Anderen die Augen für den Himmel und die Welt öffnen
„Ihr Männer von Galiläa, was steht ihr da und schaut zum Himmel empor?“ Die Engel treiben die Jünger an, nicht wie Salzsäulen stehen zu bleiben, sondern sich aufzumachen in die Welt, in der sie leben. In der auch Jesus gelebt hat. „Geht hinaus in die ganze Welt, und verkündet das Evangelium allen Geschöpfen“ (Mk 16, 15).Damit alle diese Welt sehen, wie sie in Wirklichkeit ist: kostbar aber endlich. Damit allen die neue, wunderbare Perspektive eröffnet wird: Es gibt ein ewiges Leben, das unsere Sehnsucht stillt.
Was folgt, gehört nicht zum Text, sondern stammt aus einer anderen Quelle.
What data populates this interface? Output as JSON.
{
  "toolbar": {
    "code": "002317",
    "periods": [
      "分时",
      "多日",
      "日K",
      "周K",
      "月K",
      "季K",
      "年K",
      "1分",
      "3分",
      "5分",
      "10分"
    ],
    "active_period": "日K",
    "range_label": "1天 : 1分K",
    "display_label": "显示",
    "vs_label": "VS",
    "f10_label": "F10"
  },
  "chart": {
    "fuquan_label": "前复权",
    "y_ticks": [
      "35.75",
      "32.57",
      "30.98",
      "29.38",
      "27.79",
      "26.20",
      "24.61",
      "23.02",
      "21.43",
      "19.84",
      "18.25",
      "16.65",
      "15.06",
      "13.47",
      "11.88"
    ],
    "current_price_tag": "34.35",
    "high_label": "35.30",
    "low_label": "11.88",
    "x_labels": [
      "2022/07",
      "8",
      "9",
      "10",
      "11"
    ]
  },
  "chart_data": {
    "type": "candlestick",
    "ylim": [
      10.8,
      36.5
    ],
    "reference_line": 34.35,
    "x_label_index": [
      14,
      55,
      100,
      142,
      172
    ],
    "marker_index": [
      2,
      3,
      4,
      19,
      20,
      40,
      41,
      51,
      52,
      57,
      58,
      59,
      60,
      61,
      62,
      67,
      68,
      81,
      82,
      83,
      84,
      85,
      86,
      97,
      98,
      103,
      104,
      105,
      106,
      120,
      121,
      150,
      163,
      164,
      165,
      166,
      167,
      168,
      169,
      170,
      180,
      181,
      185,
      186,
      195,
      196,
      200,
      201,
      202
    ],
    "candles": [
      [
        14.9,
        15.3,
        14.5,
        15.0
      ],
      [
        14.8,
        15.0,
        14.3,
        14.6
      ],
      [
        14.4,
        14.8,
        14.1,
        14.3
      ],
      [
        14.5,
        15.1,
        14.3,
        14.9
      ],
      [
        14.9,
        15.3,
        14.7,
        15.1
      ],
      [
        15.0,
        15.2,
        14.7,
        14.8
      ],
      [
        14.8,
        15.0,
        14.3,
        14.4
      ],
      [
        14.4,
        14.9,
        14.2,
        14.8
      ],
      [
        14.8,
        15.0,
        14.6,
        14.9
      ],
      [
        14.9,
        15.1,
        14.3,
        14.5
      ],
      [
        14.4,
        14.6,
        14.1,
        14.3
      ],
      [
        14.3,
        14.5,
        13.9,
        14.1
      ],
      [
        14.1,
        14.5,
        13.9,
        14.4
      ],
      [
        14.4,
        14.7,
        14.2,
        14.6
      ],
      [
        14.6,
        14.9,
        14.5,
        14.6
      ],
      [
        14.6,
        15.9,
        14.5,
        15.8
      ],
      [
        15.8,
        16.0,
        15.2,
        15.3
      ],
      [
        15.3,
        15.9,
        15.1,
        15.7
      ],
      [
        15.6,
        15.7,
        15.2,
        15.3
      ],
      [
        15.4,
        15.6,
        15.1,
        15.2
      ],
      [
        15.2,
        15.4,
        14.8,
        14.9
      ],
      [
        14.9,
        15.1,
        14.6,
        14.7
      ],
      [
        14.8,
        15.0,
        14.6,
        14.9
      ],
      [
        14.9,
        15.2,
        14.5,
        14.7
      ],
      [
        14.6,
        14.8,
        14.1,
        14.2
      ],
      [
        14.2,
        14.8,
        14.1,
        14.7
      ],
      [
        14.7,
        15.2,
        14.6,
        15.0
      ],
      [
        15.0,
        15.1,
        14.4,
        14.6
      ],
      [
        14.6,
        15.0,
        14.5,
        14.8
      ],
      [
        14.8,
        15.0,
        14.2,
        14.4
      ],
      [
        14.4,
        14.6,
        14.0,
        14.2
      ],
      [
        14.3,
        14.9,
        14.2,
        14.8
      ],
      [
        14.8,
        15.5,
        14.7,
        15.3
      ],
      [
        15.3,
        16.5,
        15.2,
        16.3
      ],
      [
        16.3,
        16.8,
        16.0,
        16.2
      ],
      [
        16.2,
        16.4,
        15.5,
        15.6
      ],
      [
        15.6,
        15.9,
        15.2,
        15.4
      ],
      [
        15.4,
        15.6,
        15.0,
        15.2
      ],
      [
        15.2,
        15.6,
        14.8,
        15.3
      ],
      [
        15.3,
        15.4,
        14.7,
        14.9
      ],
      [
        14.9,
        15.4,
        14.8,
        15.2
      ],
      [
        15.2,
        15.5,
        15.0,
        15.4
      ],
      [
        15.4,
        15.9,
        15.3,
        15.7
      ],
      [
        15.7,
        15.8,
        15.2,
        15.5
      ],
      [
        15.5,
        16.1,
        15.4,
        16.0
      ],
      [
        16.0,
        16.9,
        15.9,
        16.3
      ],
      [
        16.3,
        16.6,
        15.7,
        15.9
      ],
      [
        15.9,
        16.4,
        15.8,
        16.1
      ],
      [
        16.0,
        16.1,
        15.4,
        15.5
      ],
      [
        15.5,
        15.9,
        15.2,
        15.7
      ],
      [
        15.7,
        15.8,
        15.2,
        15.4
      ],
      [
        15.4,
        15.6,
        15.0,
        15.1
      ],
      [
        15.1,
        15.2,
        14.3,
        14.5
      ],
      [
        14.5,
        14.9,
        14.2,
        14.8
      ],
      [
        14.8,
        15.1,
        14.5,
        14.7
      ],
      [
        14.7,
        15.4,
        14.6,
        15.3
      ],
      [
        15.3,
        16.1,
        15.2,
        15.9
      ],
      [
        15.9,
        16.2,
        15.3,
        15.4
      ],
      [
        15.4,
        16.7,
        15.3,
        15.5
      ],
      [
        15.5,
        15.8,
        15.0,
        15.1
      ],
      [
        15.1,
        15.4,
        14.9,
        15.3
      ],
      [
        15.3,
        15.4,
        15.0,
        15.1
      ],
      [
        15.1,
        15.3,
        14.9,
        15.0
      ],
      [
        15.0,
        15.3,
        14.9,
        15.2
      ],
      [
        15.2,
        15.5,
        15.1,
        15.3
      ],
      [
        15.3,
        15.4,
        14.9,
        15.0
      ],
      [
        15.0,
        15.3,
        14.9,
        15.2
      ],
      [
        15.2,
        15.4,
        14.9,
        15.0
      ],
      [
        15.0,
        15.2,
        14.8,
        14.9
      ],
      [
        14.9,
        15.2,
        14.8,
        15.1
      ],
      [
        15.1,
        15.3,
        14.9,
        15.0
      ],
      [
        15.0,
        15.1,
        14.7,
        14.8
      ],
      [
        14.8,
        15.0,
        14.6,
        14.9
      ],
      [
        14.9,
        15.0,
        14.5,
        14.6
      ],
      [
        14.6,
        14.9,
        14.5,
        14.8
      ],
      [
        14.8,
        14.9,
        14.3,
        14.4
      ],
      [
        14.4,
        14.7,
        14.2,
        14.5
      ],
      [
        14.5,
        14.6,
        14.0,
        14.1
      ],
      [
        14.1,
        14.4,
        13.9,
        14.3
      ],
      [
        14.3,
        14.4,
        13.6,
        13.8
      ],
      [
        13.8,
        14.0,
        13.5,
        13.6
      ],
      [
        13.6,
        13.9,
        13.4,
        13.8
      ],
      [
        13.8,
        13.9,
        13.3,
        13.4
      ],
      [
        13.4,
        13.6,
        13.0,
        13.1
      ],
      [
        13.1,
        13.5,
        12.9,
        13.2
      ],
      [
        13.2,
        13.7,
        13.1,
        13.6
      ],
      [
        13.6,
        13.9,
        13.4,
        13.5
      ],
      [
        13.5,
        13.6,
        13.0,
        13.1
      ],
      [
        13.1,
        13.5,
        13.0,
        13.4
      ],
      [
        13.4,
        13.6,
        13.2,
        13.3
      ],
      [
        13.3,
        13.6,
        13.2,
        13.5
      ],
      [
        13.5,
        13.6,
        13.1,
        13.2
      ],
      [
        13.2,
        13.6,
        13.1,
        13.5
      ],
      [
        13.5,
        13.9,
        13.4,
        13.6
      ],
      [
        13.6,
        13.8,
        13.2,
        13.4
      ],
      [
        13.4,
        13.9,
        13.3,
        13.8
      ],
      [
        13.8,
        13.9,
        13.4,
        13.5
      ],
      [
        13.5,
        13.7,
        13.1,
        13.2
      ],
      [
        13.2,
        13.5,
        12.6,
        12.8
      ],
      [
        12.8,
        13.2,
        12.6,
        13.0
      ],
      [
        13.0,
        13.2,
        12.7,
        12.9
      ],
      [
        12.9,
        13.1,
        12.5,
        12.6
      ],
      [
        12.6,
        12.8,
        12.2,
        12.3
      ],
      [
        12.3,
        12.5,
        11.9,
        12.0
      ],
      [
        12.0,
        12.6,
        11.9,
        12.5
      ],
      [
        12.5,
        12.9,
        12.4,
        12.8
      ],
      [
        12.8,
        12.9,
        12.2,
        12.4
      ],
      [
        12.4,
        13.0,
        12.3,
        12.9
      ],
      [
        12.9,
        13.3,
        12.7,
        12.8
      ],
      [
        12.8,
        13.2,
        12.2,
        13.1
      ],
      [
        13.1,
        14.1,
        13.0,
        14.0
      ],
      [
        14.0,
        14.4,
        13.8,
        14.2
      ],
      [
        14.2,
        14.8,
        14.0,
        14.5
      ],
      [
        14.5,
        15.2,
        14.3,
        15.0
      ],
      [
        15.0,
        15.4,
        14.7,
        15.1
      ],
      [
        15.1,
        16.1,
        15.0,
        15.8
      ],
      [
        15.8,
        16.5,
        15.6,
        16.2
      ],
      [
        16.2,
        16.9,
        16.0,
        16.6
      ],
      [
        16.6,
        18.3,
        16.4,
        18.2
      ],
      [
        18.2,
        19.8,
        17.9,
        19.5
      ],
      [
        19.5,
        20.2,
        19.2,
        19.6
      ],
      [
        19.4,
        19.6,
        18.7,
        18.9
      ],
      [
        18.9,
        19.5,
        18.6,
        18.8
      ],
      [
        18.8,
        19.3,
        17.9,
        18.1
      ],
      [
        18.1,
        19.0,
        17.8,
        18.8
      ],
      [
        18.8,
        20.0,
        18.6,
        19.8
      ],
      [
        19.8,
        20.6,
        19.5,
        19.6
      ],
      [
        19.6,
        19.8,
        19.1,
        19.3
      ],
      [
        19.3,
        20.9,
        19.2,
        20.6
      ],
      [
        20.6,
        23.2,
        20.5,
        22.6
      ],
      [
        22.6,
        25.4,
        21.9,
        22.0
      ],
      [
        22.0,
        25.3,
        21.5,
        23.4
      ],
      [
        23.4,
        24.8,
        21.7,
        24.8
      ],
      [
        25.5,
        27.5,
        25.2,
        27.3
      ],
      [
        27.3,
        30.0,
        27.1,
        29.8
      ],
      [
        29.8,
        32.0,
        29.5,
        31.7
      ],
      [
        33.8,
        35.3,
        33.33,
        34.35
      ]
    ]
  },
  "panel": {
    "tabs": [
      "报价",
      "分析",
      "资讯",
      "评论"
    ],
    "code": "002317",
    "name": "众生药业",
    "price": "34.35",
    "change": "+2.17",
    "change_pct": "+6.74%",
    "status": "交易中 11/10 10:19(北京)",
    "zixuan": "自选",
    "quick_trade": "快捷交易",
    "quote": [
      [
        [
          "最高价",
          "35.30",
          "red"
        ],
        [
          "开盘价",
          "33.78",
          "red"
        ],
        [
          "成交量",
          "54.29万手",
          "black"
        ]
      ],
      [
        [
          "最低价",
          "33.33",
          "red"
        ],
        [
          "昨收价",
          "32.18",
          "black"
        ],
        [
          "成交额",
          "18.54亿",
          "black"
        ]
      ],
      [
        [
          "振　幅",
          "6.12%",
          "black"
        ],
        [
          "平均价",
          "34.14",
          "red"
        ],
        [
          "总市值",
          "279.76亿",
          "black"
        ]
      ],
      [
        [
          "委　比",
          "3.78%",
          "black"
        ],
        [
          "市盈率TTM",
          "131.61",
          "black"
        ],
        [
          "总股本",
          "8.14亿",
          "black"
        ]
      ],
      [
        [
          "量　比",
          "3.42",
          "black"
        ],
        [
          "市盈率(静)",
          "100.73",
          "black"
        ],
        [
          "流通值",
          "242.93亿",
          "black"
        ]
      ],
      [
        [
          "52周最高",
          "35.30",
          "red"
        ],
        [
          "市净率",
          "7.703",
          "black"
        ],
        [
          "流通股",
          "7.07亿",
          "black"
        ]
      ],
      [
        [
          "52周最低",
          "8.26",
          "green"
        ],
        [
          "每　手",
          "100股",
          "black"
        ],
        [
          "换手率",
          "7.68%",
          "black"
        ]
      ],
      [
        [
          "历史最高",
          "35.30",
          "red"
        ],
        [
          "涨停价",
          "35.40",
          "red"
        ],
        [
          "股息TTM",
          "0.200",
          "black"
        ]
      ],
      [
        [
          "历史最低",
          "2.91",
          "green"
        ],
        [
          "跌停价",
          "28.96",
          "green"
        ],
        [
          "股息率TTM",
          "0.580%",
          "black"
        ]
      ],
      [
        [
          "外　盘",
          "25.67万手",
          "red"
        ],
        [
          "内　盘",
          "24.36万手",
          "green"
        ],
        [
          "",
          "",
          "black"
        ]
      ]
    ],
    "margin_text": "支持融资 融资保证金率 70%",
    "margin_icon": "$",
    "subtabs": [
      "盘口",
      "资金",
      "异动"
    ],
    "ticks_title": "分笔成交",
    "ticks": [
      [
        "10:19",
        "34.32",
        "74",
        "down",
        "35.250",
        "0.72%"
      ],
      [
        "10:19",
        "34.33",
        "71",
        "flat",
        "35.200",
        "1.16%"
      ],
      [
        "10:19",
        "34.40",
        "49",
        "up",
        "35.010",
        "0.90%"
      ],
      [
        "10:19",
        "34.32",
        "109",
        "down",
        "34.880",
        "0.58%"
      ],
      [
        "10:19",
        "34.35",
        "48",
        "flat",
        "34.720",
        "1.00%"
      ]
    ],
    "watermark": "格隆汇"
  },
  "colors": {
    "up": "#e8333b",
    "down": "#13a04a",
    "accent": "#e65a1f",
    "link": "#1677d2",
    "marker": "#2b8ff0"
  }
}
Das ist der Auftrag der Jünger in dieser Welt – unser Auftrag als Christen. In uns will Christus weiterleben. Unsere Münder, unsere Hände sollen seine Botschaft lebendig werden lassen. Jeder, jede von uns ist dazu berufen, ein anderer, ein zweiter Christus, ja „Christus selbst“ zu sein, wie der heilige Josefmaria gern sagte. Wenn wir so mit Christus vereint sind, uns jetzt und hier bemühen, sein Leben weiterzuleben, werden wir auch sein Leben im Himmel in der Herrlichkeit des Vaters erleben. Christi Himmelfahrt lässt uns so die Welt mit neuen Augen sehen: Als den Ort, wo wir das Leben Jesu weiterführen sollen. Und als den Weg, der uns zur wahren Freude führt. Als Christ in dieser Welt zu leben, lohnt sich.